Since the later versions of NiFi no longer provide the detailed reason an XML FlowFile fails validation against a schema (just a generic Validation Failed), I have been trying to create my own using the ExecuteGroovyScript processor. I am new to NiFI and Groovy, but I am an experienced .Net developer in C#.
Below is my Groovy script in the procesor:
import groovy.xml.XmlUtil
import javax.xml.transform.stream.StreamSource
import javax.xml.validation.SchemaFactory
import javax.xml.XMLConstants
def flowFile = session.get()
if (!flowFile) return
def xmlContent = flowFile.read().getText("UTF-8")
def schemaFile = new File("My_XML_Schema.xsd")
def schemaFactory = SchemaFactory.newInstance(XMLConstants.W3C_XML_SCHEMA_NS_URI)
def schema = schemaFactory.newSchema(schemaFile)
def validator = schema.newValidator()
def validationErrors = new StringBuilder()
validator.setErrorHandler(new org.xml.sax.helpers.DefaultHandler() {
@Override
void warning(org.xml.sax.SAXParseException e) throws org.xml.sax.SAXException {
validationErrors.append("Warning: ${e.message}\n")
}
@Override
void error(org.xml.sax.SAXParseException e) throws org.xml.sax.SAXException {
validationErrors.append("Error: ${e.message}\n")
}
@Override
void fatalError(org.xml.sax.SAXParseException e) throws org.xml.sax.SAXException {
validationErrors.append("Fatal Error: ${e.message}\n")
}
})
try {
validator.validate(new StreamSource(new StringReader(xmlContent)))
session.transfer(flowFile, REL_SUCCESS)
} catch (org.xml.sax.SAXParseException e) {
validationErrors.append("Validation failed: ${e.message}\n")
flowFile = session.putAttribute(flowFile, "xml.validation.errors", validationErrors.toString())
session.transfer(flowFile, REL_FAILURE)
}
When I test it, it will always rout to Success.

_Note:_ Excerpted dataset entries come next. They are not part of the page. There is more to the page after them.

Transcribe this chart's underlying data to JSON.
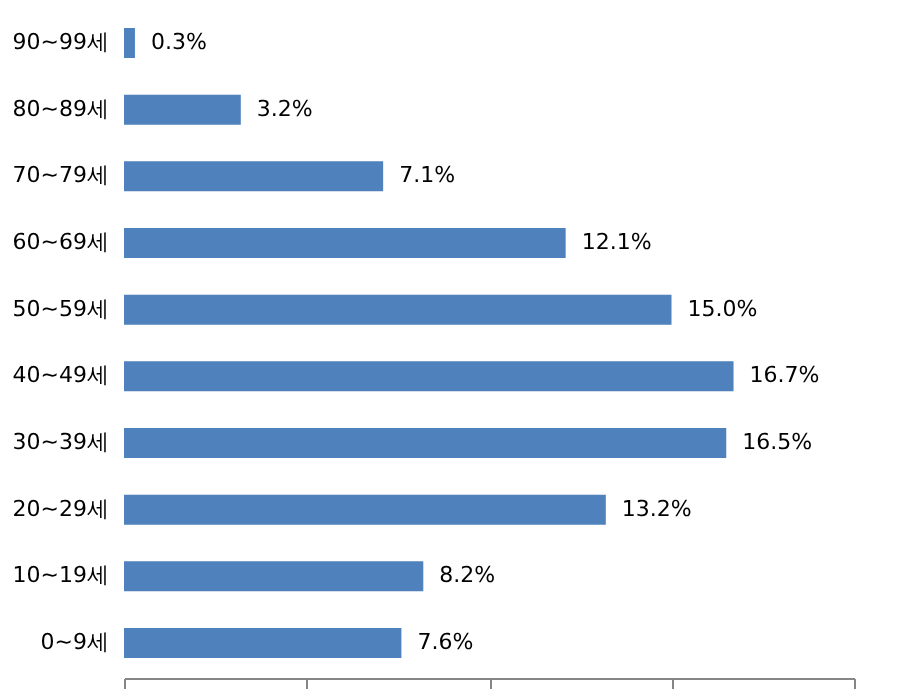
{
  "chart_data": {
    "type": "bar",
    "orientation": "horizontal",
    "categories": [
      "90~99세",
      "80~89세",
      "70~79세",
      "60~69세",
      "50~59세",
      "40~49세",
      "30~39세",
      "20~29세",
      "10~19세",
      "0~9세"
    ],
    "values": [
      0.3,
      3.2,
      7.1,
      12.1,
      15.0,
      16.7,
      16.5,
      13.2,
      8.2,
      7.6
    ],
    "value_labels": [
      "0.3%",
      "3.2%",
      "7.1%",
      "12.1%",
      "15.0%",
      "16.7%",
      "16.5%",
      "13.2%",
      "8.2%",
      "7.6%"
    ],
    "color": "#4f81bd",
    "xlim": [
      0,
      20
    ],
    "xticks": [
      {
        "value": 0,
        "label": null
      },
      {
        "value": 5,
        "label": null
      },
      {
        "value": 10,
        "label": null
      },
      {
        "value": 15,
        "label": null
      },
      {
        "value": 20,
        "label": null
      }
    ],
    "tick_labels": "y",
    "grid": false
  }
}
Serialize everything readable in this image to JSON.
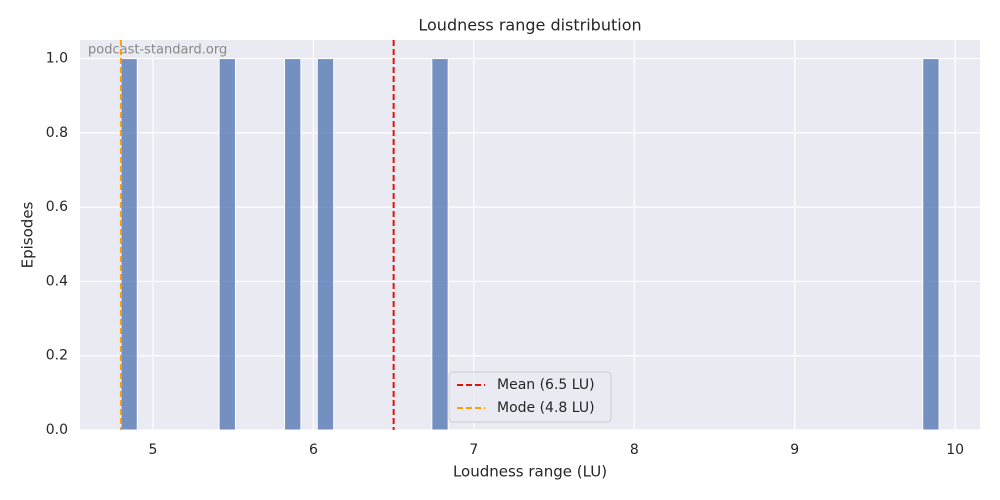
{
  "chart_data": {
    "type": "histogram",
    "title": "Loudness range distribution",
    "x_label": "Loudness range (LU)",
    "y_label": "Episodes",
    "watermark": "podcast-standard.org",
    "bins": [
      4.8,
      4.902,
      5.004,
      5.106,
      5.208,
      5.31,
      5.412,
      5.514,
      5.616,
      5.718,
      5.82,
      5.922,
      6.024,
      6.126,
      6.228,
      6.33,
      6.432,
      6.534,
      6.636,
      6.738,
      6.84,
      6.942,
      7.044,
      7.146,
      7.248,
      7.35,
      7.452,
      7.554,
      7.656,
      7.758,
      7.86,
      7.962,
      8.064,
      8.166,
      8.268,
      8.37,
      8.472,
      8.574,
      8.676,
      8.778,
      8.88,
      8.982,
      9.084,
      9.186,
      9.288,
      9.39,
      9.492,
      9.594,
      9.696,
      9.798,
      9.9
    ],
    "counts": [
      1,
      0,
      0,
      0,
      0,
      0,
      1,
      0,
      0,
      0,
      1,
      0,
      1,
      0,
      0,
      0,
      0,
      0,
      0,
      1,
      0,
      0,
      0,
      0,
      0,
      0,
      0,
      0,
      0,
      0,
      0,
      0,
      0,
      0,
      0,
      0,
      0,
      0,
      0,
      0,
      0,
      0,
      0,
      0,
      0,
      0,
      0,
      0,
      0,
      1
    ],
    "color": "#4c72b0",
    "vlines": [
      {
        "name": "Mean (6.5 LU)",
        "value": 6.5,
        "color": "#e3120b"
      },
      {
        "name": "Mode (4.8 LU)",
        "value": 4.8,
        "color": "#ff9f00"
      }
    ],
    "xlim": [
      4.545,
      10.155
    ],
    "ylim": [
      0,
      1.05
    ],
    "xticks": [
      5,
      6,
      7,
      8,
      9,
      10
    ],
    "yticks": [
      {
        "value": 0,
        "label": "0.0"
      },
      0.2,
      0.4,
      0.6,
      0.8,
      {
        "value": 1,
        "label": "1.0"
      }
    ],
    "grid": true,
    "legend_position": "lower center"
  }
}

Even if I put elements or attributes in the XML file that are not in the schema, it always produces a Valid response. If I test the XML and XSD with the ValidateXML processor it does properly mark as Valid or Invalid.
I have also tried parsing the FlowFile into XmlSlurper and then using XmlUtil.serialize in the new StringReader and get the same results. Always valid even if it is not.
Has anyone successfully been able to validate XML to schema with a Groovy script and record the details validation errors?